昨年まで満65歳と満70歳の人だけが対象だった「帯状疱疹ワクチン」が、今年度から〝定期接種″に変更。
対象年齢が広がり、多くの人が補助を受けられるようになりました。
帯状疱疹は後遺症が残ることがあり、水ぼうそうに感染経験のある大人は注意が必要です。
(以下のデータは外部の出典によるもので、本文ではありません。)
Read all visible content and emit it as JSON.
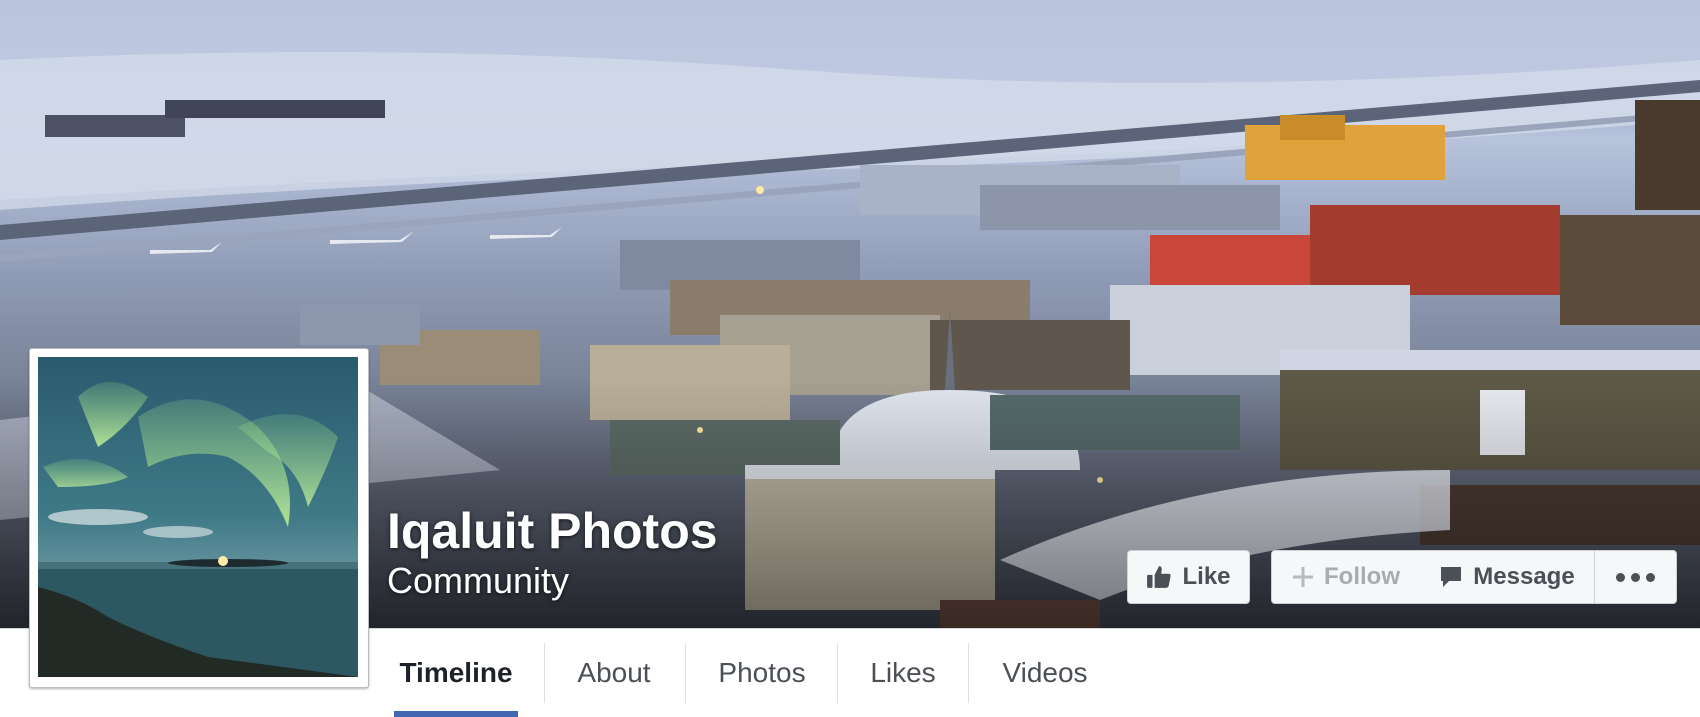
{
  "page": {
    "name": "Iqaluit Photos",
    "category": "Community"
  },
  "actions": {
    "like_label": "Like",
    "follow_label": "Follow",
    "message_label": "Message",
    "more_icon": "ellipsis-icon"
  },
  "tabs": [
    {
      "label": "Timeline",
      "active": true
    },
    {
      "label": "About",
      "active": false
    },
    {
      "label": "Photos",
      "active": false
    },
    {
      "label": "Likes",
      "active": false
    },
    {
      "label": "Videos",
      "active": false
    }
  ],
  "colors": {
    "accent": "#4267b2",
    "button_bg": "#f6f7f9",
    "button_text": "#4b4f56",
    "follow_disabled_text": "#a8abaf"
  }
}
定期接種の対象は、今年4月1日~2026年3月31日の間に誕生日を迎える65・70・75・80・85・90・95・100歳の人と、
ヒト免疫不全ウイルスに感染し、免疫機能に障害のある60~65歳の人。
さらに、100歳以上の人は今年度に限り対象となります。
帯状疱疹は、子どものに感染した水ぼうそうが原因で起こる皮膚の病気。 水ぼうそうウイルスは風邪やコロナウイルスと異なり、症状が治まっても完全に排除されず、体内(神経節)に潜伏し続けます。 疲労やストレスから免疫力が下がると再活性して発症し、主な症状は水ぶくれを伴う発疹で、胸や腕、背中など神経に沿って帯状に現れます。 ウイルスによって神経が損傷されるので、治療が遅れると皮膚の症状が治った後も、ピリピリした痛みが数週間、または数カ月続くことがあります。 神経節は全身にあるので、どこにでも発疹が出る可能性があります。 喉の中にできると見えにくく、飲み込みにくさで気付くことも。 また、目の周りにできると失明する恐れもあり、発症部位によりさまざまな後遺症を引き起こします。
以前は一度かかると再発しないといわれていましたが、今は再発例も多く、中には5年おきに発症する人も。
治療は早期の抗ウイルス薬の服用が必要で、高齢者や免疫力が低い人は病状の進行に治療が追い付かず、後遺症が残ることがあるのでワクチン接種で予防することが大切です。
帯状疱疹ワクチンは〝生ワクチン″と〝組み換えワクチン″の2種類があり、どちらも補助の対象(左上参照)。
組み換えワクチンは自己負担が大きいものの、高い効果が特徴です。
生ワクチンは1年で効果が約6割落ちる一方、組み換えワクチンは10年後も7割程度の効果が報告されています。
発売から10年しかたっていないので、さらに長期間の効果が期待されます。
各ワクチンで接種条件や副反応の発現割合が異なるので、特徴を理解した上でかかりつけ医に相談を。